By nova.id, Selasa, 26 April 2011 | 05:09 WIB
Tragedi Kehidupan Lusy 1 (nova.id)

Karena tak ada pekerjaan tetap, kami tidak bisa membayar kos, apalagi kontrak rumah. Kami lalu hidup menggelandang! Dalam keadaan perut buncit, aku diajak mengamen naik-turun bis. Sementara kalau malam, aku tidur beralas koran di stasiun komuter (Kereta Rel Diesel-Red.), Jl. A. Yani, Surabaya.

Ada satu pengalaman mengharukan yang pernah kualami. Suatu ketika, ada seorang penumpang komuter yang mungkin iba melihat diriku yang hamil dan tidur beralas koran. Oleh penumpang itu aku diberi kotak berisi nasi dan daging kambing dari acara aqiqah. Rasanya nikmat sekali menyantap nasi pemberian di tengah keadaan perut lapar.

Kerap aku bertanya-tanya di dalam hati, mengapa kesetiaanku yang demikian kuat, tidak dibalas dengan cinta oleh Sur. Setiap ada persoalan, dia tak pernah berhenti menganiayaku. Tapi karena aku terbius cintanya, aku tetap mengikuti ke mana pun dia pergi. Sekitar setengah tahun hidup menggelandang, baru menjelang persalinan aku mencari kos-kosan murah. Di situlah anakku lahir dengan bantuan bidan, di kawasan Jagir, Surabaya. Ibuku yang menebus biaya persalinan. Bayi perempuan lucu dan montok itu kuberi nama yang sangat indah, Almira Safa Adinda.

Diteror Terus

Setelah Almira lahir, kami pindah kos di kawasan Wonorejo, Tandes. Sehari-hari, aku di rumah mengasuh Almira sementara Sur kerja seadanya seperti dulu. Yang membuatku heran dan sedih, sikap Sur tak seperti sikap bapak pada umumnya yang gembira dengan kelahiran buah hatinya. Dia justru sangat tidak suka dengan Almira. Sejak bayi masih merah, Sur sudah gemar mencubit pahanya hingga menangis kesakitan.
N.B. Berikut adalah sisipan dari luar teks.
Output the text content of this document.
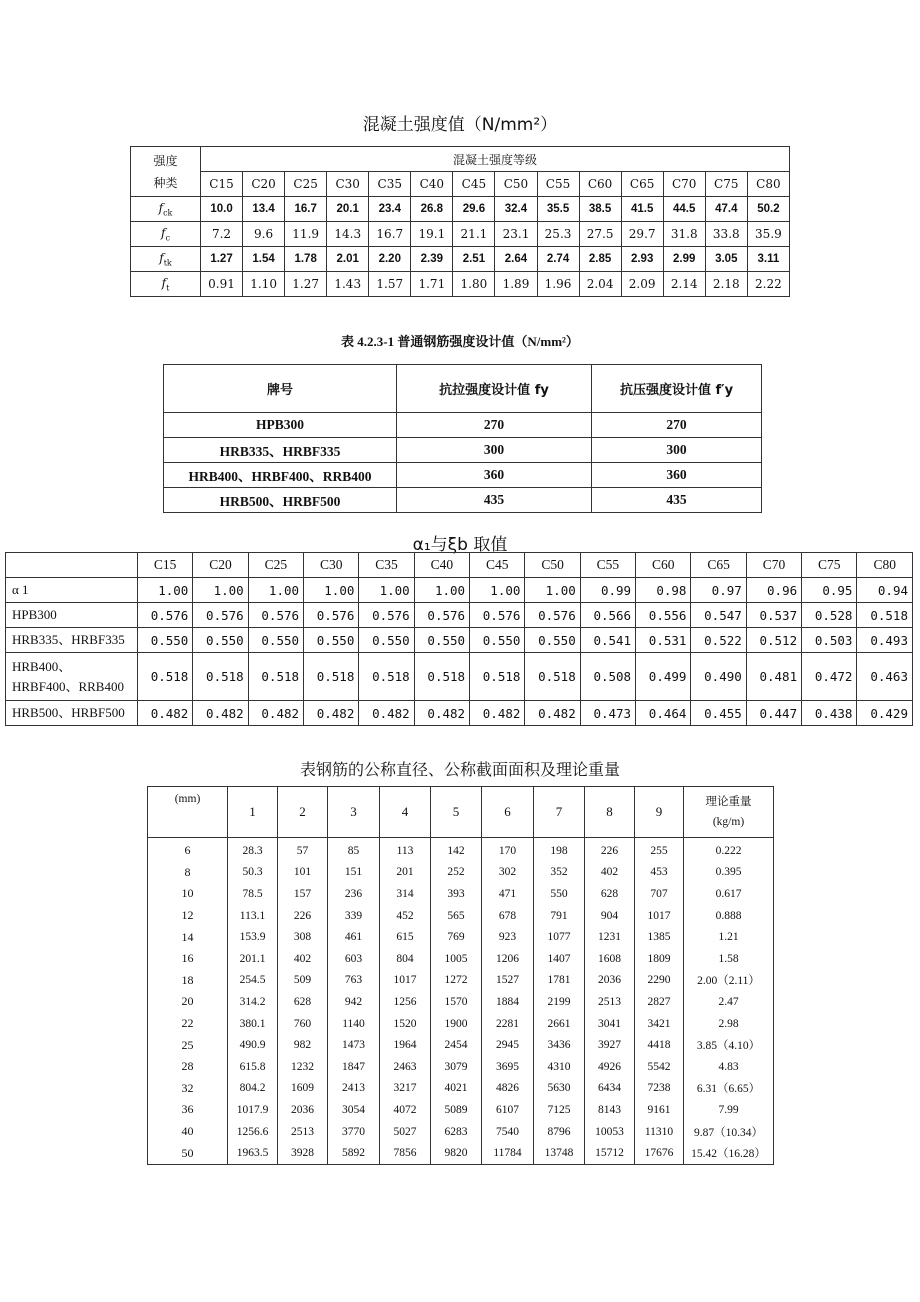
混凝土强度值（N/mm²）
强度
种类	混凝土强度等级													
	C15	C20	C25	C30	C35	C40	C45	C50	C55	C60	C65	C70	C75	C80
$f_{ck}$	10.0	13.4	16.7	20.1	23.4	26.8	29.6	32.4	35.5	38.5	41.5	44.5	47.4	50.2
$f_c$	7.2	9.6	11.9	14.3	16.7	19.1	21.1	23.1	25.3	27.5	29.7	31.8	33.8	35.9
$f_{tk}$	1.27	1.54	1.78	2.01	2.20	2.39	2.51	2.64	2.74	2.85	2.93	2.99	3.05	3.11
$f_t$	0.91	1.10	1.27	1.43	1.57	1.71	1.80	1.89	1.96	2.04	2.09	2.14	2.18	2.22
表 4.2.3-1 普通钢筋强度设计值（N/mm²）
牌号	抗拉强度设计值 fy	抗压强度设计值 f′y
HPB300	270	270
HRB335、HRBF335	300	300
HRB400、HRBF400、RRB400	360	360
HRB500、HRBF500	435	435
α₁与ξb 取值
	C15	C20	C25	C30	C35	C40	C45	C50	C55	C60	C65	C70	C75	C80
α 1	1.00	1.00	1.00	1.00	1.00	1.00	1.00	1.00	0.99	0.98	0.97	0.96	0.95	0.94
HPB300	0.576	0.576	0.576	0.576	0.576	0.576	0.576	0.576	0.566	0.556	0.547	0.537	0.528	0.518
HRB335、HRBF335	0.550	0.550	0.550	0.550	0.550	0.550	0.550	0.550	0.541	0.531	0.522	0.512	0.503	0.493
HRB400、HRBF400、RRB400	0.518	0.518	0.518	0.518	0.518	0.518	0.518	0.518	0.508	0.499	0.490	0.481	0.472	0.463
HRB500、HRBF500	0.482	0.482	0.482	0.482	0.482	0.482	0.482	0.482	0.473	0.464	0.455	0.447	0.438	0.429
表钢筋的公称直径、公称截面面积及理论重量
(mm)	1	2	3	4	5	6	7	8	9	理论重量
(kg/m)

6	28.3	57	85	113	142	170	198	226	255	0.222
8	50.3	101	151	201	252	302	352	402	453	0.395
10	78.5	157	236	314	393	471	550	628	707	0.617
12	113.1	226	339	452	565	678	791	904	1017	0.888
14	153.9	308	461	615	769	923	1077	1231	1385	1.21
16	201.1	402	603	804	1005	1206	1407	1608	1809	1.58
18	254.5	509	763	1017	1272	1527	1781	2036	2290	2.00（2.11）
20	314.2	628	942	1256	1570	1884	2199	2513	2827	2.47
22	380.1	760	1140	1520	1900	2281	2661	3041	3421	2.98
25	490.9	982	1473	1964	2454	2945	3436	3927	4418	3.85（4.10）
28	615.8	1232	1847	2463	3079	3695	4310	4926	5542	4.83
32	804.2	1609	2413	3217	4021	4826	5630	6434	7238	6.31（6.65）
36	1017.9	2036	3054	4072	5089	6107	7125	8143	9161	7.99
40	1256.6	2513	3770	5027	6283	7540	8796	10053	11310	9.87（10.34）
50	1963.5	3928	5892	7856	9820	11784	13748	15712	17676	15.42（16.28）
Meski berulang kali kumarahi, tetap saja dilakukannya.

Puncaknya, ketika Almira masih berusia 3 bulan, tanpa sebab yang jelas, Almira ditutupi dengan kasur! Saat itu aku sedang ke kamar mandi. Untung saja aku segera tahu. Karena tidak tahan dengan perilaku Sur yang kelewat kasar, diam-diam aku lari pulang ke rumah ibuku.

Sur berusaha mencariku di rumah. Karena tidak berani masuk rumah, saban hari dia meneror rumahku. Hampir setiap dinihari, dia berteriak-teriak memanggil-manggil namaku. "Ma...Ma... Keluar kamu, Ma!" demikian teriaknya dari depan rumah. Semula aku tak menggubrisnya tapi lama-lama aku kasihan pada keluargaku yang makin hari makin tertekan dengan terornya. Sur bahkan pernah mengancam akan mengguna-gunai aku.

Entah karena pengaruh guna-guna atau tidak, yang pasti setelah sering mendapat teror itu, aku mulai cemas dan gelisah. Tanpa sepengetahun ibu, aku meninggalkan rumah bersama Almira yang saat itu sudah berusia 9 bulan. Aku dijemput Sur saat tidak ada orang di rumah. Kami pun tinggal serumah lagi. Yang tak kusangka, suamiku itu belum juga berubah. Dia tetap doyan memukulku dan Almira.